Ausweitung der Indikationen für etablierte Immunologieprodukte
Die Erweiterung der Zulassung bleibt eine praktische Strategie für etablierte Immunologieprodukte, um ihre Rolle in verschiedenen Krankheitsbereichen und Patientengruppen auszubauen. AbbVies Rinvoq erhielt 2025 seine neunte US-Zulassung für Riesenzellarteriitis, und das Unternehmen reichte einen Antrag für nicht-segmentale Vitiligo ein, wobei eine FDA-Entscheidung im vierten Quartal 2026 erwartet wird. Johnson & Johnson erhielt im April 2026 die FDA-Zulassung für Stelara bei pädiatrischem Morbus Crohn für Patienten ab 2 Jahren. Sanofi und Regeneron erhielten im April 2026 die FDA-Zulassung für Dupixent bei Kindern im Alter von 2–11 Jahren mit chronischer spontaner Urtikaria, was neue Behandlungsoptionen schafft und gleichzeitig die Relevanz von Markentherapien stützt, während Biosimilars in älteren Erwachsenenindikationen konkurrieren.
Analyse der Hemmnisse*
| HEMMNIS | (~) % AUSWIRKUNG AUF DIE CAGR-PROGNOSE | GEOGRAFISCHE RELEVANZ | ZEITHORIZONT DER AUSWIRKUNG |
|---|---|---|---|
| Hohe Kosten der biologischen Entwicklung und lange klinische Zeiträume | -0.9% | Global, mit dem stärksten Effekt in Märkten ohne öffentliche Forschungs- und Entwicklungsunterstützung | Langfristig (≥ 4 Jahre) |
| Biosimilar-Wettbewerb und Verlust der Exklusivität | -0.8% | Nordamerika und Europa, mit späterem Druck in Asien-Pazifik sowie dem Nahen Osten und Afrika | Kurzfristig (≤ 2 Jahre) |
| Fragmentierte Diagnose und verzögerte Überweisung bei Autoimmunerkrankungen | -1.5% | Global, besonders ausgeprägt in Asien-Pazifik und Südamerika | Langfristig (≥ 4 Jahre) |
| Langfristige Sicherheits-, Immunogenitäts- und Therapiepersistenzbedenken | -1.2% | Nordamerika und Westeuropa | Mittelfristig (2–4 Jahre) |
| Quelle: Mordor Intelligence | |||
Hohe Kosten der biologischen Entwicklung und lange klinische Zeiträume
Die Entwicklung eines neuen Biologikums erfordert langwierige klinische Programme, komplexe Studiendesigns und eine umfangreiche Sicherheitsüberwachung. Diese Anforderungen werden anspruchsvoller, wenn Sponsoren eng definierte Patientengruppen untersuchen oder adaptive Studiendesigns verwenden. Sanofis Tolebrutinib wurde im Dezember 2025 trotz positiver HERCULES-Phase-3-Ergebnisse von der FDA für nicht-schubförmige sekundär progrediente Multiple Sklerose nicht zugelassen, da Bedenken hinsichtlich schwerer arzneimittelinduzierter Leberschäden bestanden. Die Europäische Kommission genehmigte das Arzneimittel im Juni 2026 als Cenrifki für dieselbe Erkrankung, was die regulatorische Variation zwischen den Märkten verdeutlicht und das finanzielle Risiko paralleler globaler Entwicklungsprogramme erhöht.
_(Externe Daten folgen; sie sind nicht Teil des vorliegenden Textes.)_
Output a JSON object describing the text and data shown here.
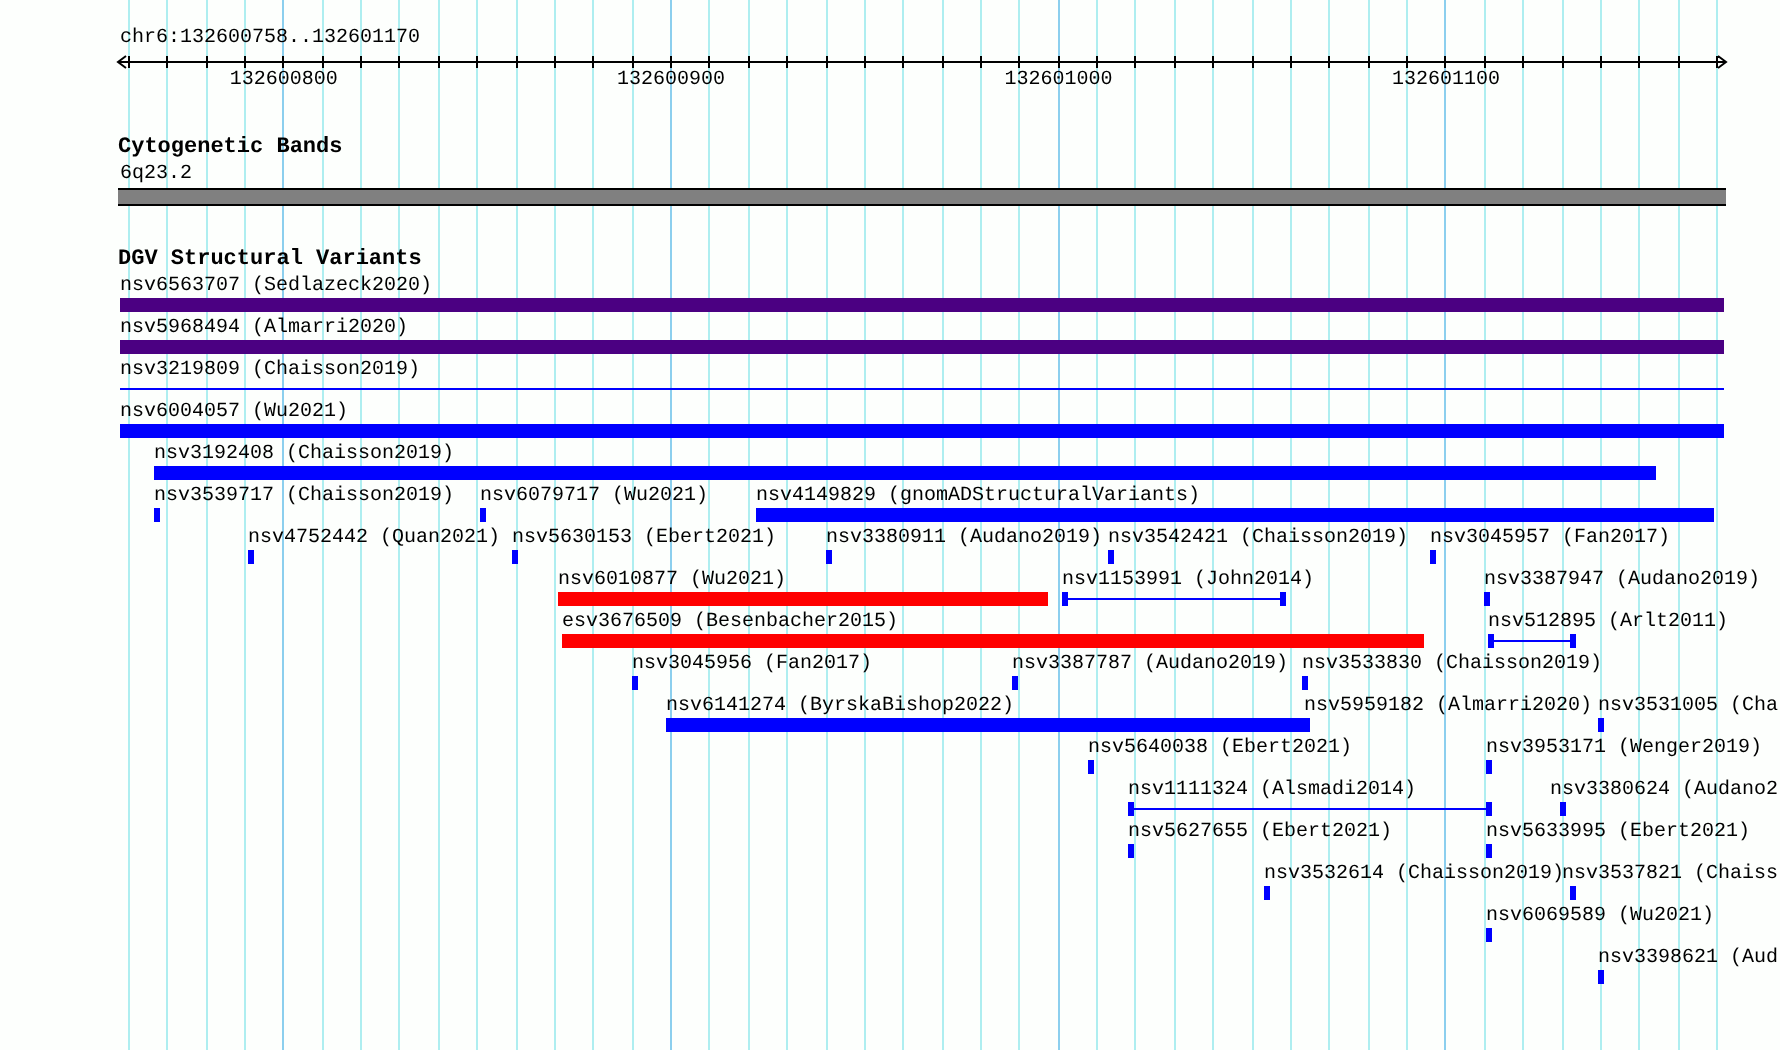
{
  "ruler": {
    "location": "chr6:132600758..132601170",
    "tick_labels": [
      "132600800",
      "132600900",
      "132601000",
      "132601100"
    ]
  },
  "tracks": [
    {
      "title": "Cytogenetic Bands",
      "rows": [
        [
          {
            "label": "6q23.2",
            "kind": "band",
            "color": "#808080"
          }
        ]
      ]
    },
    {
      "title": "DGV Structural Variants",
      "rows": [
        [
          {
            "label": "nsv6563707 (Sedlazeck2020)",
            "kind": "bar",
            "color": "#4b0082"
          }
        ],
        [
          {
            "label": "nsv5968494 (Almarri2020)",
            "kind": "bar",
            "color": "#4b0082"
          }
        ],
        [
          {
            "label": "nsv3219809 (Chaisson2019)",
            "kind": "line",
            "color": "#0000ff"
          }
        ],
        [
          {
            "label": "nsv6004057 (Wu2021)",
            "kind": "bar",
            "color": "#0000ff"
          }
        ],
        [
          {
            "label": "nsv3192408 (Chaisson2019)",
            "kind": "bar",
            "color": "#0000ff"
          }
        ],
        [
          {
            "label": "nsv3539717 (Chaisson2019)",
            "kind": "bar",
            "color": "#0000ff"
          },
          {
            "label": "nsv6079717 (Wu2021)",
            "kind": "bar",
            "color": "#0000ff"
          },
          {
            "label": "nsv4149829 (gnomADStructuralVariants)",
            "kind": "bar",
            "color": "#0000ff"
          }
        ],
        [
          {
            "label": "nsv4752442 (Quan2021)",
            "kind": "bar",
            "color": "#0000ff"
          },
          {
            "label": "nsv5630153 (Ebert2021)",
            "kind": "bar",
            "color": "#0000ff"
          },
          {
            "label": "nsv3380911 (Audano2019)",
            "kind": "bar",
            "color": "#0000ff"
          },
          {
            "label": "nsv3542421 (Chaisson2019)",
            "kind": "bar",
            "color": "#0000ff"
          },
          {
            "label": "nsv3045957 (Fan2017)",
            "kind": "bar",
            "color": "#0000ff"
          }
        ],
        [
          {
            "label": "nsv6010877 (Wu2021)",
            "kind": "bar",
            "color": "#ff0000"
          },
          {
            "label": "nsv1153991 (John2014)",
            "kind": "line",
            "color": "#0000ff"
          },
          {
            "label": "nsv3387947 (Audano2019)",
            "kind": "bar",
            "color": "#0000ff"
          }
        ],
        [
          {
            "label": "esv3676509 (Besenbacher2015)",
            "kind": "bar",
            "color": "#ff0000"
          },
          {
            "label": "nsv512895 (Arlt2011)",
            "kind": "line",
            "color": "#0000ff"
          }
        ],
        [
          {
            "label": "nsv3045956 (Fan2017)",
            "kind": "bar",
            "color": "#0000ff"
          },
          {
            "label": "nsv3387787 (Audano2019)",
            "kind": "bar",
            "color": "#0000ff"
          },
          {
            "label": "nsv3533830 (Chaisson2019)",
            "kind": "bar",
            "color": "#0000ff"
          }
        ],
        [
          {
            "label": "nsv6141274 (ByrskaBishop2022)",
            "kind": "bar",
            "color": "#0000ff"
          },
          {
            "label": "nsv5959182 (Almarri2020)",
            "kind": "bar",
            "color": "#0000ff"
          },
          {
            "label": "nsv3531005 (Cha",
            "kind": "bar",
            "color": "#0000ff"
          }
        ],
        [
          {
            "label": "nsv5640038 (Ebert2021)",
            "kind": "bar",
            "color": "#0000ff"
          },
          {
            "label": "nsv3953171 (Wenger2019)",
            "kind": "bar",
            "color": "#0000ff"
          }
        ],
        [
          {
            "label": "nsv1111324 (Alsmadi2014)",
            "kind": "line",
            "color": "#0000ff"
          },
          {
            "label": "nsv3380624 (Audano2",
            "kind": "bar",
            "color": "#0000ff"
          }
        ],
        [
          {
            "label": "nsv5627655 (Ebert2021)",
            "kind": "bar",
            "color": "#0000ff"
          },
          {
            "label": "nsv5633995 (Ebert2021)",
            "kind": "bar",
            "color": "#0000ff"
          }
        ],
        [
          {
            "label": "nsv3532614 (Chaisson2019)",
            "kind": "bar",
            "color": "#0000ff"
          },
          {
            "label": "nsv3537821 (Chaiss",
            "kind": "bar",
            "color": "#0000ff"
          }
        ],
        [
          {
            "label": "nsv6069589 (Wu2021)",
            "kind": "bar",
            "color": "#0000ff"
          }
        ],
        [
          {
            "label": "nsv3398621 (Aud",
            "kind": "bar",
            "color": "#0000ff"
          }
        ]
      ]
    }
  ]
}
Biosimilar-Wettbewerb und Verlust der Exklusivität
Biosimilars verlagern Umsätze von originären Biologika hin zu kostengünstigeren Alternativen, insbesondere in etablierten TNF-Inhibitor-Klassen. Im Mai 2026 genehmigte die FDA IMMGOLIS und IMMGOLIS INTRI, die ersten Biosimilars zu Simponi und Simponi Aria. Infliximab-Biosimilars kontrollierten 51 % des Marktvolumens, was zeigt, dass reife Klassen schnell wechseln können, sobald mehrere Alternativen verfügbar sind. Preiswettbewerb kann den Behandlungszugang erweitern, aber das Umsatzwachstum für Originatoren und Lieferanten verringern, während Austauschbarkeits- und Biosimilar-Entwicklungsanforderungen weiterhin erhebliche Kosten für kleinere Marktteilnehmer verursachen.
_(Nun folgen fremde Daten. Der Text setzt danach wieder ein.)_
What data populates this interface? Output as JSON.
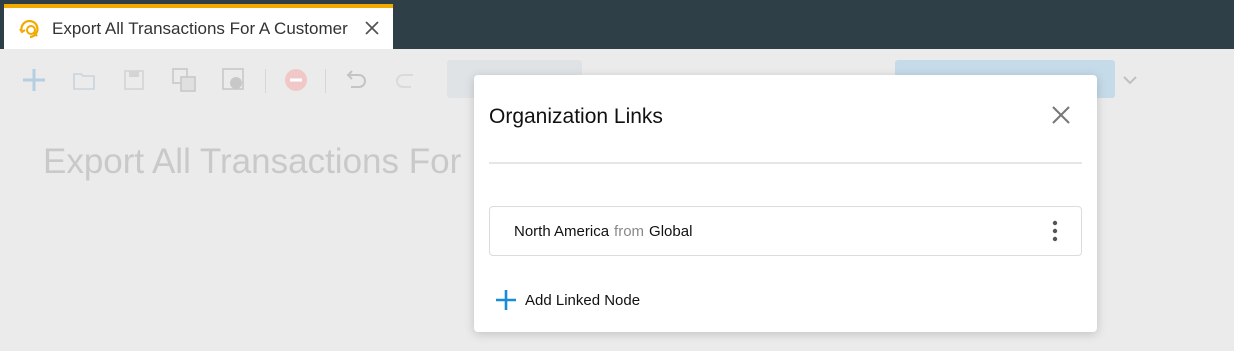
{
  "tab": {
    "title": "Export All Transactions For A Customer",
    "icon": "workflow-search-icon",
    "accent_color": "#f2a900"
  },
  "toolbar": {
    "icons": [
      "add-icon",
      "open-folder-icon",
      "save-icon",
      "copy-icon",
      "save-info-icon",
      "stop-icon",
      "undo-icon",
      "redo-icon"
    ]
  },
  "page": {
    "title": "Export All Transactions For"
  },
  "modal": {
    "title": "Organization Links",
    "links": [
      {
        "node": "North America",
        "connector": "from",
        "source": "Global"
      }
    ],
    "add_label": "Add Linked Node",
    "accent_color": "#1a8bd6"
  }
}
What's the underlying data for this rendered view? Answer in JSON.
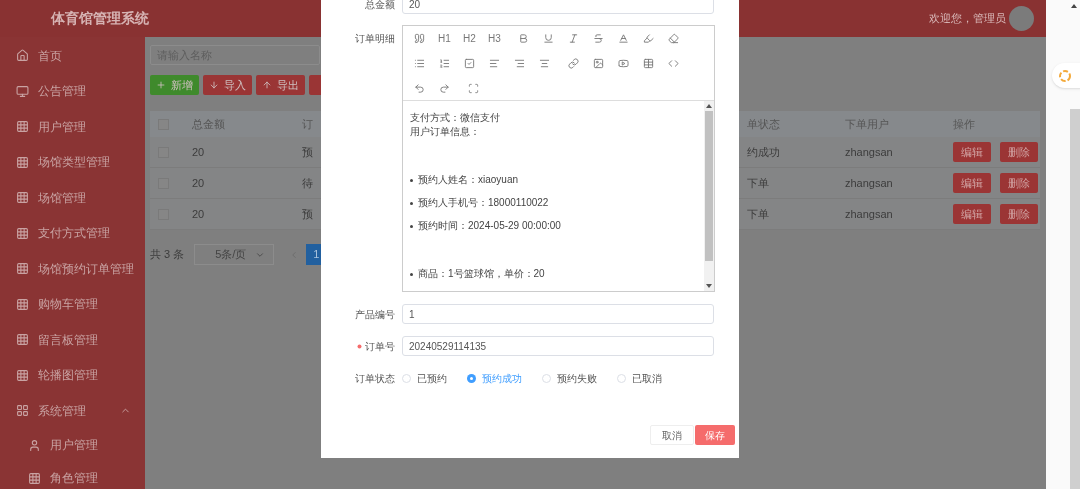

*Unsere Prognosen behandeln die Auswirkungen von Treibern und Einschränkungen als richtungsweisend und nicht additiv. Die Wirkungsprognosen berücksichtigen Basiswachstum, Mischungseffekte und Wechselwirkungen zwischen Variablen.
Segmentanalyse
Nach Wirkstoffklasse: NSAIDs behalten breite Anwendung, während Kortikosteroide neue Rollen gewinnen
NSAIDs hielten im Jahr 2025 einen Segmentumsatzanteil von 34,56 %, gestützt durch breite Anwendung bei Rheumatoider Arthritis, Ankylosierender Spondylitis, Lupus und Psoriatischer Arthritis. Ihre Erschwinglichkeit und das vertraute Sicherheitsprofil unterstützen die routinemäßige Verschreibung, obwohl sie den zugrunde liegenden Krankheitsverlauf nicht modifizieren. Konventionelle synthetische DMARDs, einschließlich Methotrexat und Hydroxychloroquin, bleiben wichtige Erstlinienoptionen für Rheumatoide Arthritis, insbesondere in Märkten, in denen Erstattungsbeschränkungen oder Eigenkosten den Zugang zu Biologika einschränken. Biologische DMARDs und gezielt synthetische DMARDs tragen erheblichen Wert bei, wobei die jährlichen US-Preise zwischen 15.000 und 60.000 USD pro Patient liegen, während Interferone eine etablierte Rolle bei Multipler Sklerose behalten.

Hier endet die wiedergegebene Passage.